Now NASA has announced that not only is it aiming to open the possibility of colonisation, but that it is looking far beyond the confines of the Solar System in order to do so. The Hundred Year Starship project is a research project aimed at developing technology that will put humanity in the position of being able to build a functioning starship in the next century or so.
At a San Francisco event in early October 2010 (the Long Conversation Conference), in response to questions about the limited scope for colonisation provided by the solar system itself (“Mars could be a BIT interesting,” the interview conceded grudgingly), the director of NASA’s Ames Research Center, Pete Warden, confirmed that Ames had begun this research programme. $100,000 has been invested by NASA, with $1,000,000 coming from DARP; and Worden is hoping that “certain billionaires” might contribute further.

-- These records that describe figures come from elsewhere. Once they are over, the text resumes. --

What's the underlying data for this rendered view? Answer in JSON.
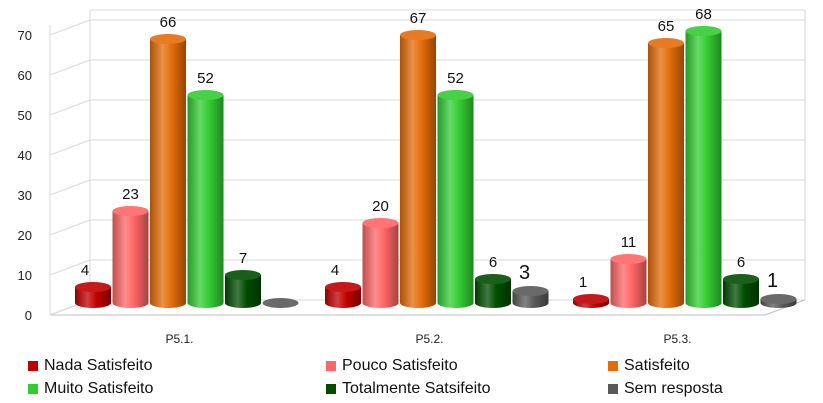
{
  "chart_data": {
    "type": "bar",
    "categories": [
      "P5.1.",
      "P5.2.",
      "P5.3."
    ],
    "series": [
      {
        "name": "Nada Satisfeito",
        "color": "#c00000",
        "values": [
          4,
          4,
          1
        ]
      },
      {
        "name": "Pouco Satisfeito",
        "color": "#ff6666",
        "values": [
          23,
          20,
          11
        ]
      },
      {
        "name": "Satisfeito",
        "color": "#e46c0a",
        "values": [
          66,
          67,
          65
        ]
      },
      {
        "name": "Muito Satisfeito",
        "color": "#33cc33",
        "values": [
          52,
          52,
          68
        ]
      },
      {
        "name": "Totalmente Satsifeito",
        "color": "#004d00",
        "values": [
          7,
          6,
          6
        ]
      },
      {
        "name": "Sem resposta",
        "color": "#595959",
        "values": [
          0,
          3,
          1
        ]
      }
    ],
    "data_labels": [
      [
        "4",
        "23",
        "66",
        "52",
        "7",
        ""
      ],
      [
        "4",
        "20",
        "67",
        "52",
        "6",
        "3"
      ],
      [
        "1",
        "11",
        "65",
        "68",
        "6",
        "1"
      ]
    ],
    "yticks": [
      "0",
      "10",
      "20",
      "30",
      "40",
      "50",
      "60",
      "70"
    ],
    "ylim": [
      0,
      70
    ],
    "grid": true,
    "legend_position": "bottom"
  }
}
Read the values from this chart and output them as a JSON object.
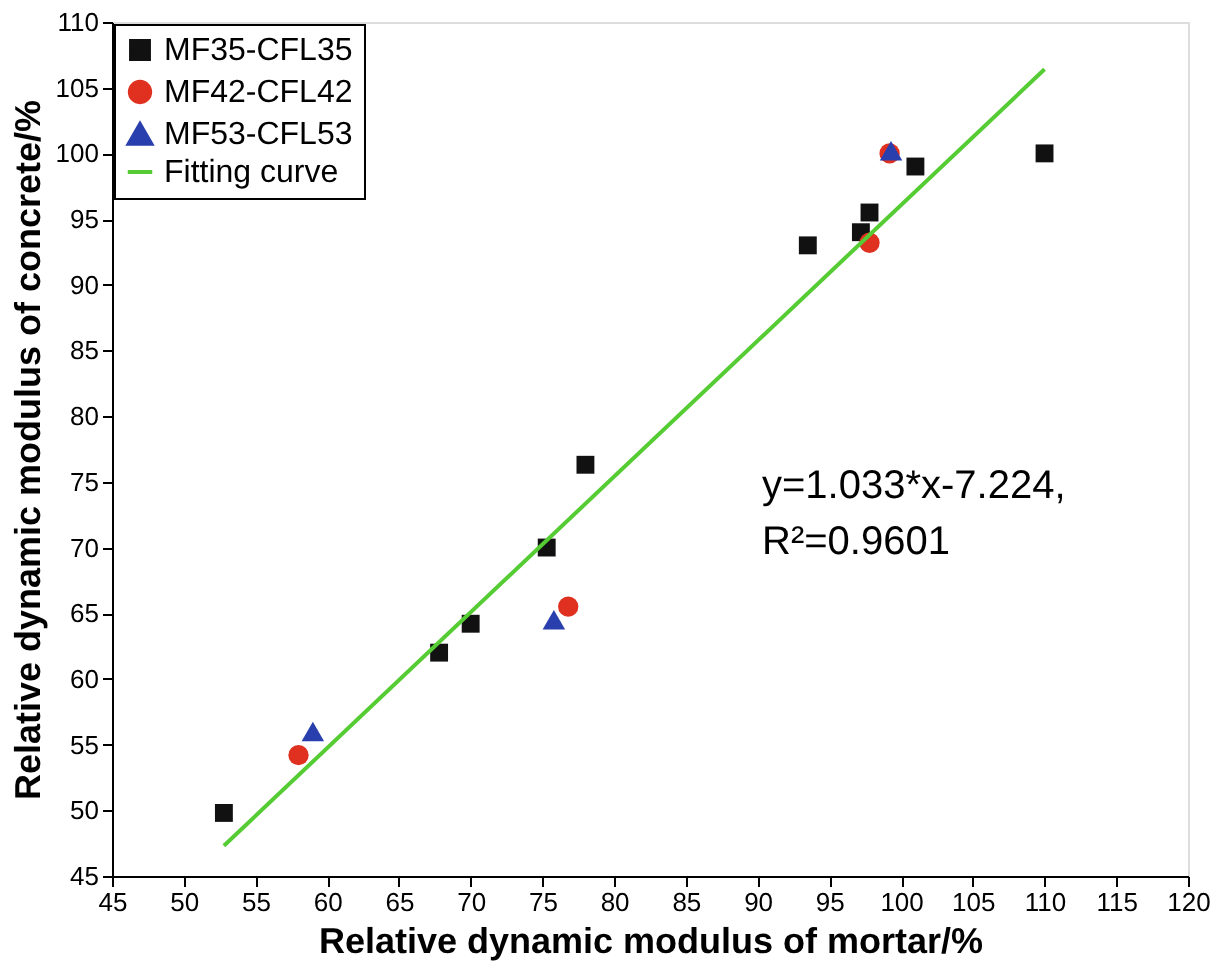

This Hundred Year Starship would be a one-way ticket for the pioneering astronauts who boarded it, they would be unable to return to Earth. But there is no shortage of astronauts who have previously said that they would be willing to make such a personal sacrifice in order to take us out into space. Overcoming both the possible psychological effects of knowing they will never return to Earth, and the known physical side-effects of space travel such as muscle wastage in zero gravity, will presumably form part of the research and development of the Hundred Year Starship project just as much as investigations into propulsion systems and photon torpedoes (if the eventual starship is not armed with photon torpedoes, everyone will be very disappointed).
The Hundred Year Starship project is clearly in its infancy but it marks a shift in NASA’s ambitions, away from exploration and towards colonisation – a goal which the agency has always been very wary about pursuing publicly. The focus on private money in order to achieve this goal is also an interesting new development.
The idea that the NASA mission will take astronauts to Mars and ‘leave them there’ is misleading. It is likely that Mars will at some point be the first staging post in our attempts to spread beyond planet Earth, but the real goal is to seek out new planets in other solar systems. If it gets off the ground, so to speak, the Hundred Year Starship project might end up changing the way we view our place in the Universe.